À Tourcoing, théâtre de violences urbaines, des mortiers d’artifice explosent sur la façade du domicile d'un policier 

Le domicile d’un policier a été visé par des tirs de mortiers d’artifice à Tourcoing dont les nuits sont actuellement émaillées par des violences urbaines. Le fonctionnaire a porté plainte.
Sputnik

Après plusieurs nuits d'affrontements entre émeutiers et policiers à Tourcoing (Nord), le domicile d’un policier a été pris pour cible en début d’après-midi mercredi 21 avril, rapporte La Voix du Nord.

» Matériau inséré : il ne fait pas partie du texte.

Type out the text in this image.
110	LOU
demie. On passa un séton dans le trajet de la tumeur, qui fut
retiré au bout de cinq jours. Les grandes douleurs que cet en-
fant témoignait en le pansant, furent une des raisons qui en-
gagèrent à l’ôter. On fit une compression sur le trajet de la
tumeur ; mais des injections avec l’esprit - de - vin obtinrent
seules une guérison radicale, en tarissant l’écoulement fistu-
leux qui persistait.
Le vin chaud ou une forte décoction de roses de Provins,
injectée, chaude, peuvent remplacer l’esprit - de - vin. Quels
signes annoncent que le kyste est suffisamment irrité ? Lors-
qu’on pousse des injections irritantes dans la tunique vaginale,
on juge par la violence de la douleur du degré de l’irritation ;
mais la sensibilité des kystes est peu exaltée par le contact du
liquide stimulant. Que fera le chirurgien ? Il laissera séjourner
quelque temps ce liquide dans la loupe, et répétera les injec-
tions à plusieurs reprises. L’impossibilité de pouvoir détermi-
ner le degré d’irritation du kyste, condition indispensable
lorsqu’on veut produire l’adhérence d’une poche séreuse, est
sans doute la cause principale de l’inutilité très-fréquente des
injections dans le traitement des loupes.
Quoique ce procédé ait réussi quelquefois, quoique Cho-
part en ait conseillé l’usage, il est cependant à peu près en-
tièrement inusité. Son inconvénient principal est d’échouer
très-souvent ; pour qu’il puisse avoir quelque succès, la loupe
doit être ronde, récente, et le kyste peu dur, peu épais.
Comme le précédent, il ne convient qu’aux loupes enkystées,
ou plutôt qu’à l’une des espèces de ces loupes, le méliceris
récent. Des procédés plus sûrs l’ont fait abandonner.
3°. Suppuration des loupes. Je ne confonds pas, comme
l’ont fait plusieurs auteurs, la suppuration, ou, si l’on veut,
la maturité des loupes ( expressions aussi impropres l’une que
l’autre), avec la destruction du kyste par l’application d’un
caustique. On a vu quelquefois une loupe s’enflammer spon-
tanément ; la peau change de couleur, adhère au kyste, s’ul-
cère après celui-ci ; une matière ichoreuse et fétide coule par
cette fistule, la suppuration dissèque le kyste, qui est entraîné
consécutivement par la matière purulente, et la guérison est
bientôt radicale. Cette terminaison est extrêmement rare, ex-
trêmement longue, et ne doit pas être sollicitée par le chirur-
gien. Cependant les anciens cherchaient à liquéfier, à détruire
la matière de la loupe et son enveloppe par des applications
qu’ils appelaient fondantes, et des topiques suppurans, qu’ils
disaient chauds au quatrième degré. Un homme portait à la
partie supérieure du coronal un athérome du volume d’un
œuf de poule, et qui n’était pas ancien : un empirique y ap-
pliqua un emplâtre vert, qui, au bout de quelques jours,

Le quotidien indique que le fonctionnaire, affecté à Roubaix, a entendu des mortiers d’artifice exploser sur la façade de son habitation située dans le quartier de l’Épidème. Au total, cinq projectiles auraient été tirés. Le policier a déposé une plainte et une enquête a été ouverte. Elle aura pour objectif non seulement d'établir l'identité des malfrats, mais aussi de voir leurs motifs : la victime a-t-elle été visée à cause de sa fonction?

La Voix du Nord souligne que c’est dans ce même quartier qu’un véhicule et un engin de chantier ont été incendiés la nuit dernière lors des violences urbaines.

Cité par Franceinfo, Benoit Aristidou, délégué du syndicat SGP-FO Police à Roubaix et Tourcoing, souligne que son collègue «était à l’intérieur de sa maison lorsqu’il a entendu les détonations […]. C'est la seule maison de la rue qui est visée».

«On est là pour défendre les citoyens»

En outre, dans une interview accordée à Europe 1, le syndicaliste a indiqué que «si on vient carrément chercher les forces de l’ordre à leur domicile, ça risque de très mal se passer».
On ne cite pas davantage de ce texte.